Titre de l'œuvre Date de parution Citations
Histoire universelle depuis 1550 jusqu'en 1601 1620 1676 citations
La confession catholique du Sieur de Sancy 1660 118 citations
Les aventures du baron de Fænestre 1617 252 citations
Les tragiques 1616 155 citations
Sa vie à ses enfants, ou Mémoires de la vie de Théodore Agrippa d'Aubigné, écrits par lui-même 1629 186 citations

Quelques citations de Théodore Agrippa D'AUBIGNÉ

Voici un tirage aléatoire parmi ses 3081 citations dans le Littré.

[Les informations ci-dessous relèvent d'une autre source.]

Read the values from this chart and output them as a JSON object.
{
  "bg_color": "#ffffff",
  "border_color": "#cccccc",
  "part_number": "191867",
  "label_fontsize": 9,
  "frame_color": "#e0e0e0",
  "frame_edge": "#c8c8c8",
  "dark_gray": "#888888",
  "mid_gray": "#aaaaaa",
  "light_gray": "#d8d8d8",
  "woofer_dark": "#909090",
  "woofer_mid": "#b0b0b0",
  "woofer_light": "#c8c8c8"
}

  1. Tout cela [ce pays] sans tirer le canon fut traduit de portugais en espagnol par…
    Hist. II, 463 (traduire)
  2. L'empereur, par quelque pesanteur que les Allemans appellent prudence, ne fit pas un pas à leur secours.
    Hist. I, 238 (pesanteur)
  3. Un des boutefeux nommé Neux, gagné par les Espagnols, pour empescher le racommodement, rompit tout traité.
    Hist. III, 205 (raccommodement)
  4. Les estaffiers qui font marcher ces miserables [captifs] sont Cachat, la Bastide, etc.
    Faen. IV, 18 (estafier)
  5. Le prince lui voulut toucher à la main [l'atteindre], et au commencement de juillet passa au soir deux rivieres.
    ib. III, 526 (toucher [1])
  6. Ils entreprirent avec le conseil de la dame de Retz de percer un cabinet, et de faire couler par la ruelle du lit, entre les contenances [manchons] et le rideau, une sarbatane d'aerin, par le moien de laquelle ils vouloient contrefaire un ange.
    Hist. II, 376 (contenance)
  7. Aubigné de ce pas descend au cabinet du mareschal d'Anville … il joua des mesmes estoeufs qu'il avoit fait vers l'autre mareschal.
    Hist. II, 272 (éteuf)
  8. Une affaire très espineuse et fort delicate.
    Vie, CXII (épineux, euse)
  9. Chiens pour le fauve, chiens pour le noir, levriers de compagnon et d'attache.
    Faen. I, 5 (compagnon)
  10. Mesme un jour comme il tenoit le calice et l'autre les cannettes, il s'escria…
    Conf. I, 2 (canette [2])
  11. Tout y fut passé au fil de l'espée, femmes et filles forcées : une entre autres de laquelle la mere ayant racheté par rançon la pudicité, le soldat viola la fille et la foi.
    Hist. I, 139 (violer)
  12. Je vous en veux à vous, bastards ou degeneres, Lasches cœurs qui leschez le sang frais de vos peres Sur les pieds des tueurs.
    Tragiques, édit. LALANNE, p. 304 (tueur)
  13. Il despescha au comte du Ludde pour faire marcher les parties qui restoient de l'entreprise, comme ceci n'estant que l'amorce.
    ib. 170 (amorce)
  14. Vachoniere aiant les reins couppez d'une balle ramée.
    Hist. II, 287 (ramé, ée [1])
  15. J'ay veu qu'ayans mangé à la suitte de ce chef la moitié de nos equipages, la promesse d'une bataille nous faisoit encores partager le reste.
    Préf. VIII (équipage)
  16. Ceux du dedans eurent loisir de se couvrir de deux espaules et d'un bon retranchement qui les fermoit toutes deux.
    Hist. I, 58 (épaule)
  17. À porte ouvrant.
    Hist. II, 341 (porte [1])
  18. L'armée espagnolle, artillée de 25 pieces de batterie, et munitionnée de 6000 chariots.
    ib. II, 400 (munitionner)
  19. C'est pour en mourir [locution à la mode parmi les courtisans, au temps d'Henri IV], il faut dire cela en demenant les bras, branlant la teste, changeant de pied, peignant d'une main la moustache et d'aucunes fois les cheveux.
    Faeneste, I, 2 (mourir)
  20. Il fit brusler le temple des reformez avec telle ardeur que trois des brusleurs y furent consumez.